Identical to the Explorer SUV from the B-pillars forward, the Sport Trac is 16.8 inches longer and has a similar interior. As in the previous model, rubber covers the floor underneath Berber carpeted mats, but now there's a new console-mounted gear selector designed to resemble that in the Sport Trac's big brother, the F-150. Safety equipment includes dual-stage front airbags with occupant sensing, front side-impact airbags, a tire pressure monitoring system, and an optional Safety Canopy system of side-curtain airbags.
Ford offers the 2007 Ford Explorer Sport Trac in two trim levels: XLT and Limited. The XLT model includes standard features such as air conditioning; a stereo with CD/MP3 playing capability; power windows, door locks, and mirrors; remote keyless entry, cruise control; and 16-inch aluminum wheels. Adding the V8 engine to the XLT also brings dark tinted glass, a Class II trailer towing hitch, tie-down hooks for the cargo bed, and bed storage compartments. Step up to the Explorer Sport Trac Limited and you get 18-inch machined-finish wheels, automatic headlights, fog lights, monochrome exterior trim, upgraded interior décor, and a power-adjustable driver's seat.
A variety of options is available on the Sport Trac. Those, ahem, limited to the Limited model include two-tone leather upholstery, a 10-way power driver's seat, heated front seats, dual-zone climate control, and steering wheel-mounted controls for the stereo and climate systems. Either model can be equipped with an Audiophile sound system with a six-disc CD changer, Sirius satellite radio, a moonroof, power adjustable foot pedals, a towing package, a bed extender, a hard tonneau cover, and a heated windshield.
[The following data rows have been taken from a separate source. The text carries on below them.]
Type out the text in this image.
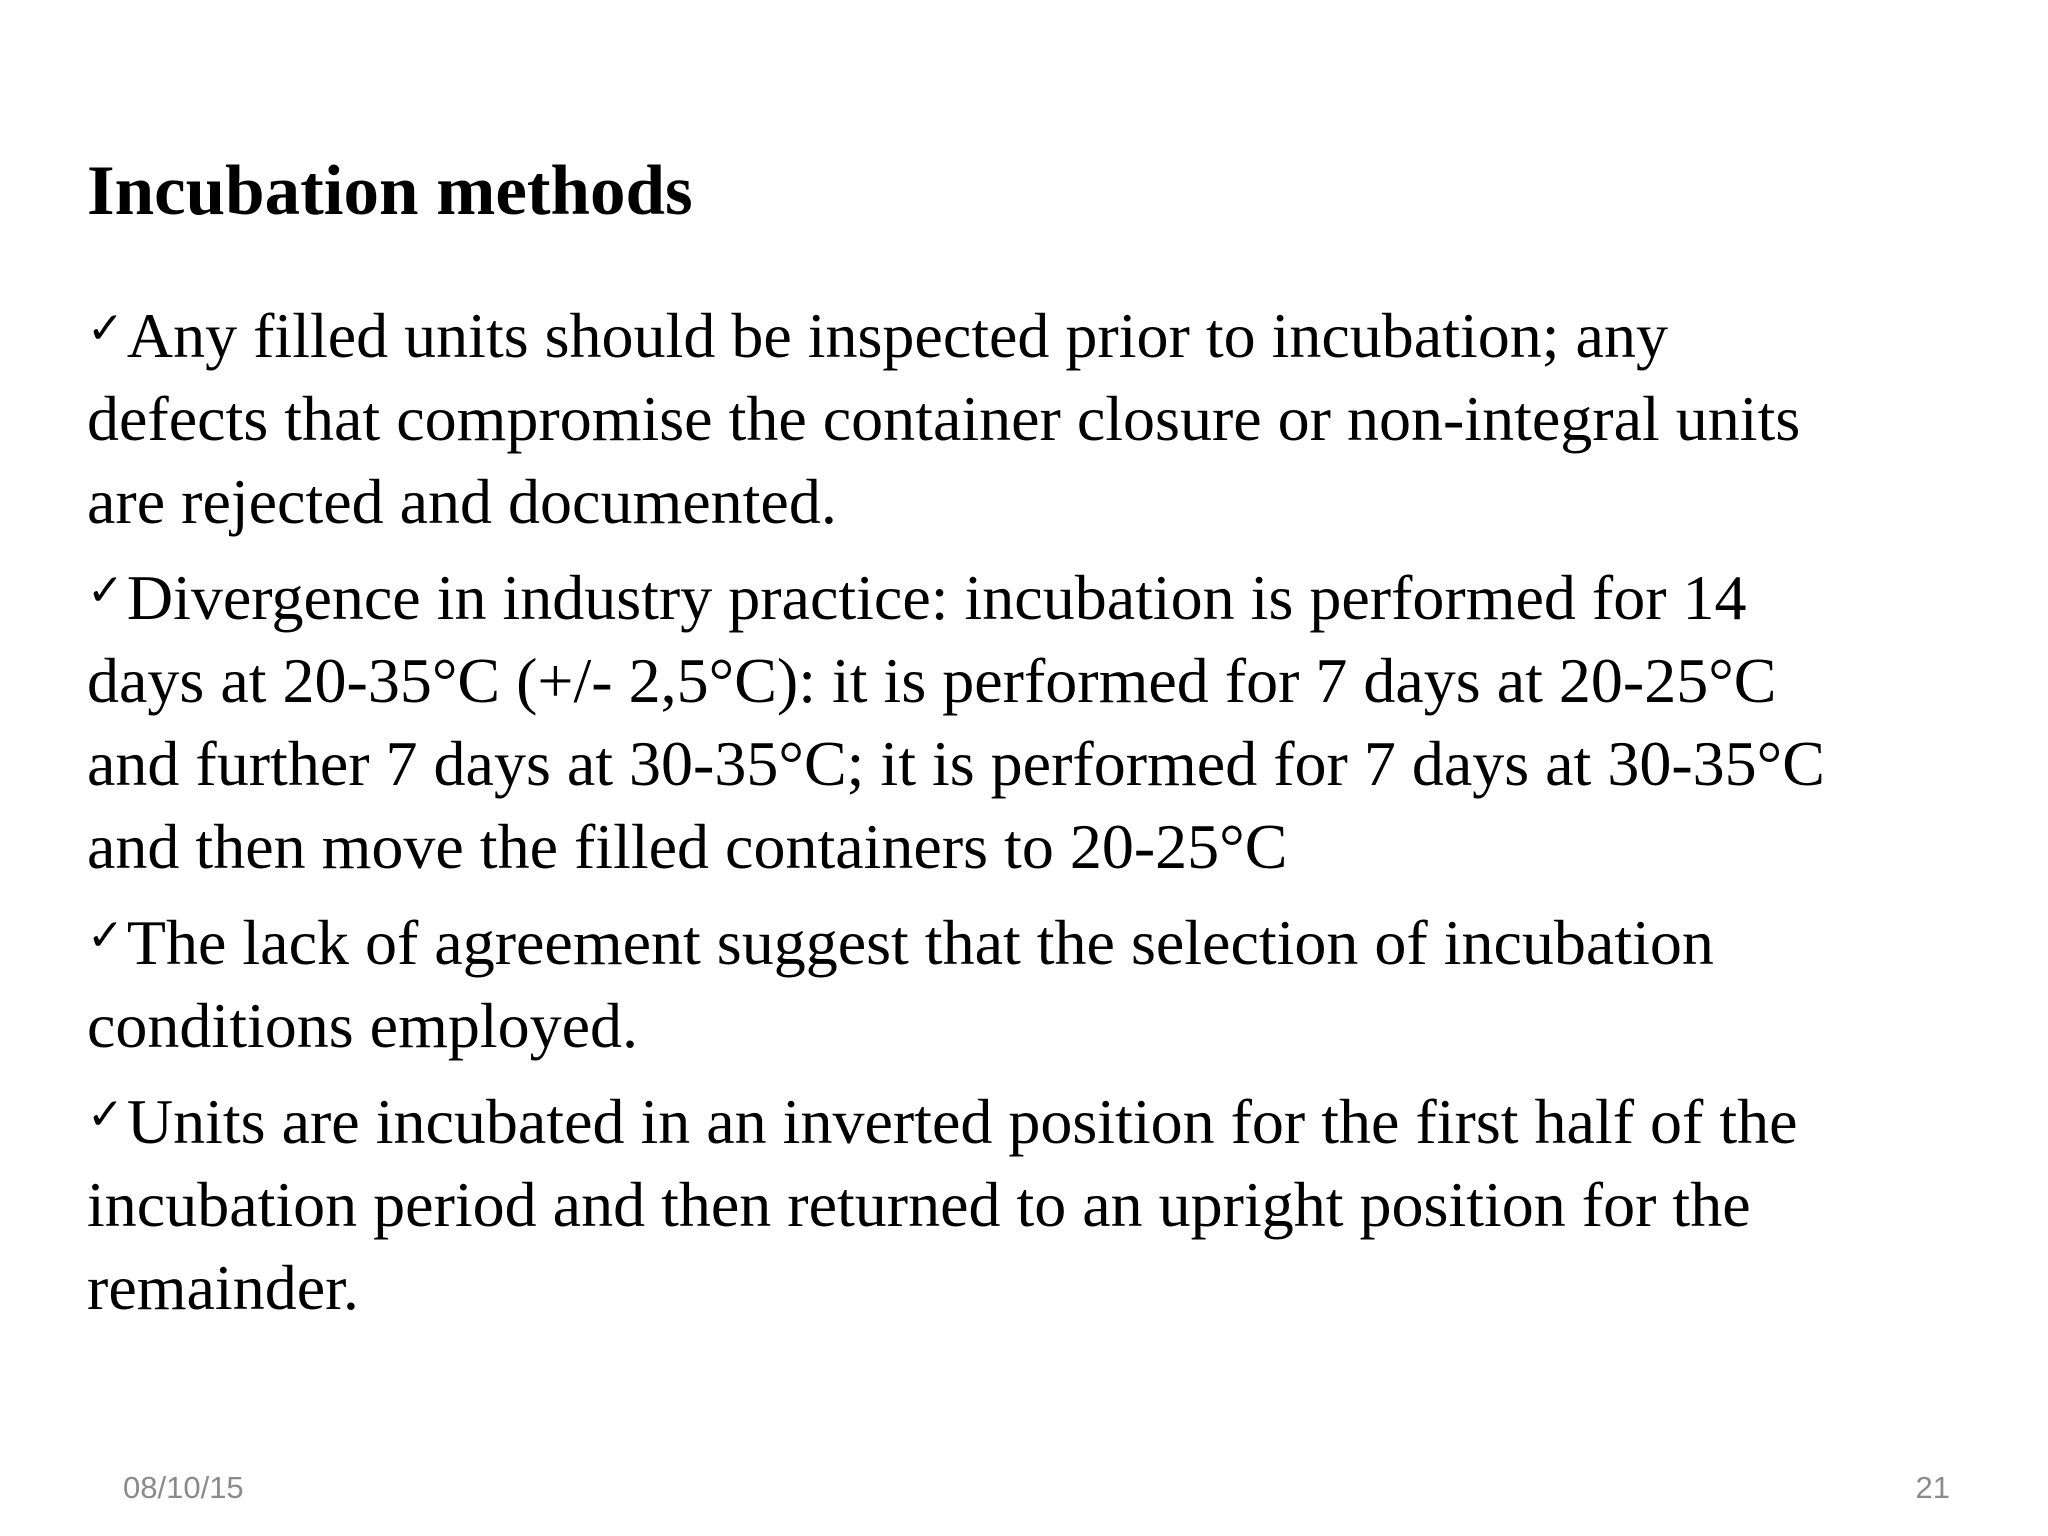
Incubation methods
✓Any filled units should be inspected prior to incubation; any
defects that compromise the container closure or non-integral units
are rejected and documented.
✓Divergence in industry practice: incubation is performed for 14
days at 20-35°C (+/- 2,5°C): it is performed for 7 days at 20-25°C
and further 7 days at 30-35°C; it is performed for 7 days at 30-35°C
and then move the filled containers to 20-25°C
✓The lack of agreement suggest that the selection of incubation
conditions employed.
✓Units are incubated in an inverted position for the first half of the
incubation period and then returned to an upright position for the
remainder.
08/10/15	21
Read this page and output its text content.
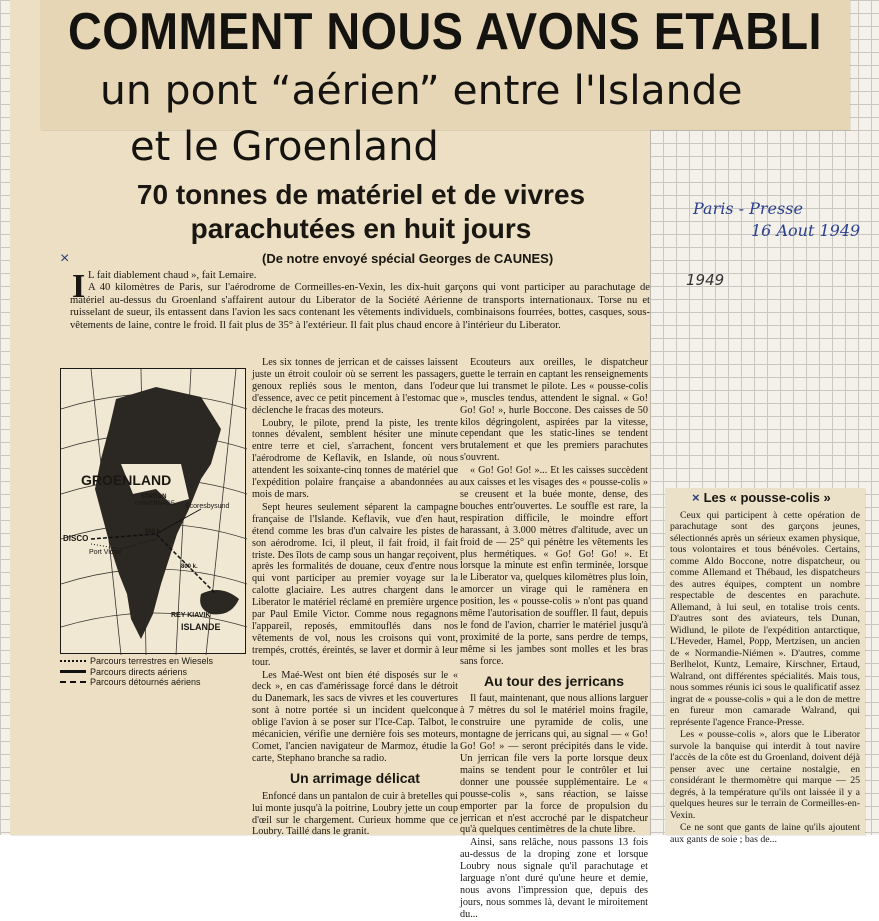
COMMENT NOUS AVONS ETABLI
un pont “aérien” entre l'Islande
et le Groenland
70 tonnes de matériel et de vivres parachutées en huit jours
×	(De notre envoyé spécial Georges de CAUNES)
Paris - Presse
16 Aout 1949
1949
I L fait diablement chaud », fait Lemaire.

A 40 kilomètres de Paris, sur l'aérodrome de Cormeilles-en-Vexin, les dix-huit garçons qui vont participer au parachutage de matériel au-dessus du Groenland s'affairent autour du Liberator de la Société Aérienne de transports internationaux. Torse nu et ruisselant de sueur, ils entassent dans l'avion les sacs contenant les vêtements individuels, combinaisons fourrées, bottes, casques, sous-vêtements de laine, contre le froid. Il fait plus de 35° à l'extérieur. Il fait plus chaud encore à l'intérieur du Liberator.

GROENLAND
STATION
d'HIVERNAGE Scoresbysund
DISCO
Port Victor
500 k.
800 k.
REY KIAVIK
ISLANDE
Parcours terrestres en Wiesels
Parcours directs aériens
Parcours détournés aériens

Les six tonnes de jerrican et de caisses laissent juste un étroit couloir où se serrent les passagers, genoux repliés sous le menton, dans l'odeur d'essence, avec ce petit pincement à l'estomac que déclenche le fracas des moteurs.

Loubry, le pilote, prend la piste, les trente tonnes dévalent, semblent hésiter une minute entre terre et ciel, s'arrachent, foncent vers l'aérodrome de Keflavik, en Islande, où nous attendent les soixante-cinq tonnes de matériel que l'expédition polaire française a abandonnées au mois de mars.

Sept heures seulement séparent la campagne française de l'Islande. Keflavik, vue d'en haut, étend comme les bras d'un calvaire les pistes de son aérodrome. Ici, il pleut, il fait froid, il fait triste. Des îlots de camp sous un hangar reçoivent, après les formalités de douane, ceux d'entre nous qui vont participer au premier voyage sur la calotte glaciaire. Les autres chargent dans le Liberator le matériel réclamé en première urgence par Paul Emile Victor. Comme nous regagnons l'appareil, reposés, emmitouflés dans nos vêtements de vol, nous les croisons qui vont, trempés, crottés, éreintés, se laver et dormir à leur tour.

Les Maé-West ont bien été disposés sur le « deck », en cas d'amérissage forcé dans le détroit du Danemark, les sacs de vivres et les couvertures sont à notre portée si un incident quelconque oblige l'avion à se poser sur l'Ice-Cap. Talbot, le mécanicien, vérifie une dernière fois ses moteurs, Comet, l'ancien navigateur de Marmoz, étudie la carte, Stephano branche sa radio.

Un arrimage délicat

Enfoncé dans un pantalon de cuir à bretelles qui lui monte jusqu'à la poitrine, Loubry jette un coup d'œil sur le chargement. Curieux homme que ce Loubry. Taillé dans le granit.

Ecouteurs aux oreilles, le dispatcheur guette le terrain en captant les renseignements que lui transmet le pilote. Les « pousse-colis », muscles tendus, attendent le signal. « Go! Go! Go! », hurle Boccone. Des caisses de 50 kilos dégringolent, aspirées par la vitesse, cependant que les static-lines se tendent brutalement et que les premiers parachutes s'ouvrent.

« Go! Go! Go! »... Et les caisses succèdent aux caisses et les visages des « pousse-colis » se creusent et la buée monte, dense, des bouches entr'ouvertes. Le souffle est rare, la respiration difficile, le moindre effort harassant, à 3.000 mètres d'altitude, avec un froid de — 25° qui pénètre les vêtements les plus hermétiques. « Go! Go! Go! ». Et lorsque la minute est enfin terminée, lorsque le Liberator va, quelques kilomètres plus loin, amorcer un virage qui le ramènera en position, les « pousse-colis » n'ont pas quand même l'autorisation de souffler. Il faut, depuis le fond de l'avion, charrier le matériel jusqu'à proximité de la porte, sans perdre de temps, même si les jambes sont molles et les bras sans force.

Au tour des jerricans

Il faut, maintenant, que nous allions larguer à 7 mètres du sol le matériel moins fragile, construire une pyramide de colis, une montagne de jerricans qui, au signal — « Go! Go! Go! » — seront précipités dans le vide. Un jerrican file vers la porte lorsque deux mains se tendent pour le contrôler et lui donner une poussée supplémentaire. Le « pousse-colis », sans réaction, se laisse emporter par la force de propulsion du jerrican et n'est accroché par le dispatcheur qu'à quelques centimètres de la chute libre.

Ainsi, sans relâche, nous passons 13 fois au-dessus de la droping zone et lorsque Loubry nous signale qu'il parachutage et larguage n'ont duré qu'une heure et demie, nous avons l'impression que, depuis des jours, nous sommes là, devant le miroitement du...

× Les « pousse-colis »

Ceux qui participent à cette opération de parachutage sont des garçons jeunes, sélectionnés après un sérieux examen physique, tous volontaires et tous bénévoles. Certains, comme Aldo Boccone, notre dispatcheur, ou comme Allemand et Thébaud, les dispatcheurs des autres équipes, comptent un nombre respectable de descentes en parachute. Allemand, à lui seul, en totalise trois cents. D'autres sont des aviateurs, tels Dunan, Widlund, le pilote de l'expédition antarctique, L'Heveder, Hamel, Popp, Mertzisen, un ancien de « Normandie-Niémen ». D'autres, comme Berlhelot, Kuntz, Lemaire, Kirschner, Ertaud, Walrand, ont différentes spécialités. Mais tous, nous sommes réunis ici sous le qualificatif assez ingrat de « pousse-colis » qui a le don de mettre en fureur mon camarade Walrand, qui représente l'agence France-Presse.

Les « pousse-colis », alors que le Liberator survole la banquise qui interdit à tout navire l'accès de la côte est du Groenland, doivent déjà penser avec une certaine nostalgie, en considérant le thermomètre qui marque — 25 degrés, à la température qu'ils ont laissée il y a quelques heures sur le terrain de Cormeilles-en-Vexin.

Ce ne sont que gants de laine qu'ils ajoutent aux gants de soie ; bas de...
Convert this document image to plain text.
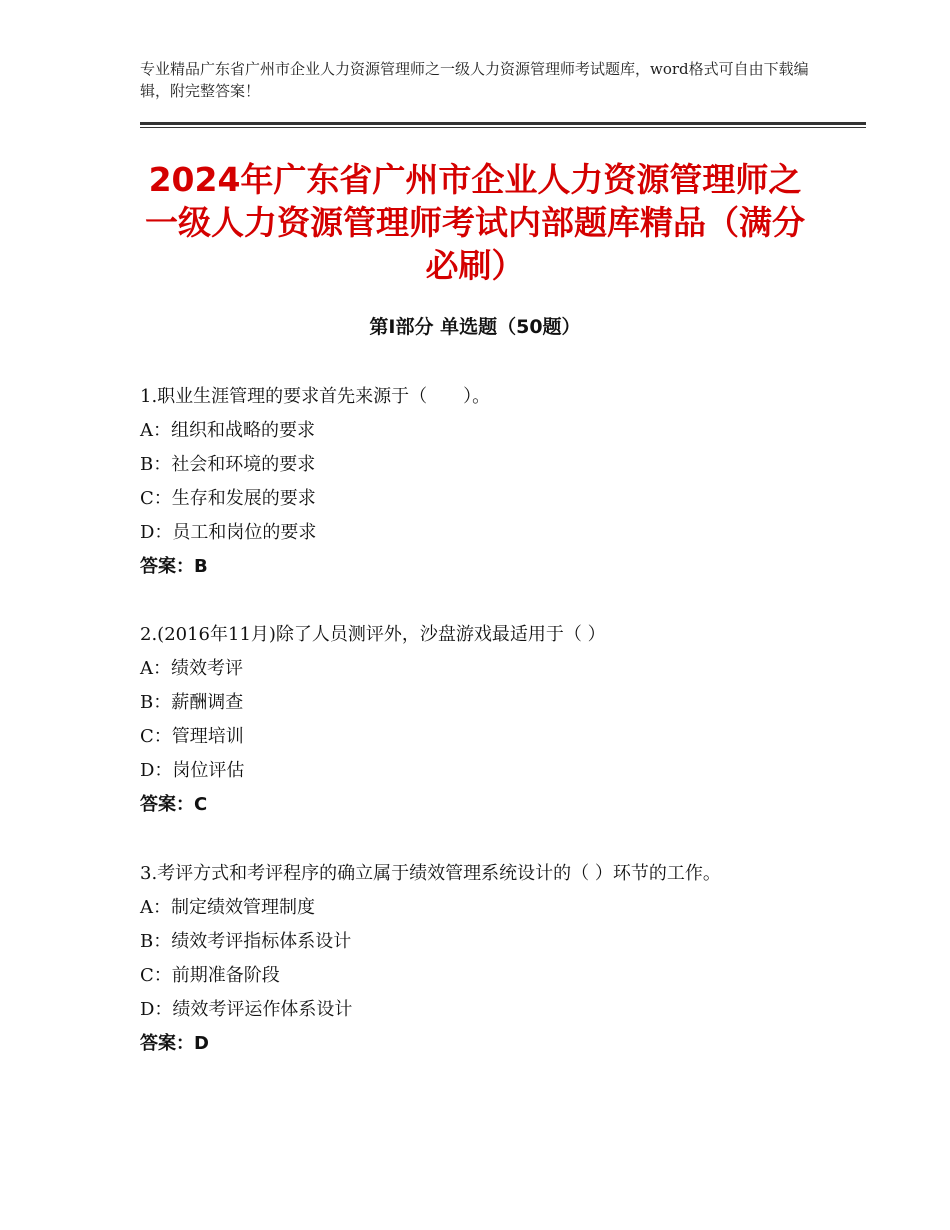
专业精品广东省广州市企业人力资源管理师之一级人力资源管理师考试题库，word格式可自由下载编辑，附完整答案！
2024年广东省广州市企业人力资源管理师之一级人力资源管理师考试内部题库精品（满分必刷）
第Ⅰ部分 单选题（50题）
1.职业生涯管理的要求首先来源于（　　）。
A：组织和战略的要求
B：社会和环境的要求
C：生存和发展的要求
D：员工和岗位的要求
答案：B
2.(2016年11月)除了人员测评外，沙盘游戏最适用于（ ）
A：绩效考评
B：薪酬调查
C：管理培训
D：岗位评估
答案：C
3.考评方式和考评程序的确立属于绩效管理系统设计的（ ）环节的工作。
A：制定绩效管理制度
B：绩效考评指标体系设计
C：前期准备阶段
D：绩效考评运作体系设计
答案：D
We test drove a well-equipped 2007 Ford Explorer Sport Trac Limited with 4WD and the 4.6-liter V8 engine. Our pickup packed a Convenience Package, an Electronics Package, and other highlights like the Safety Canopy side-curtain airbags, the Audiophile sound system, the hard tonneau cover for the bed, the leather upholstery, and the heated windshield. The sticker on our truck was $33,630 including the $695 destination charge.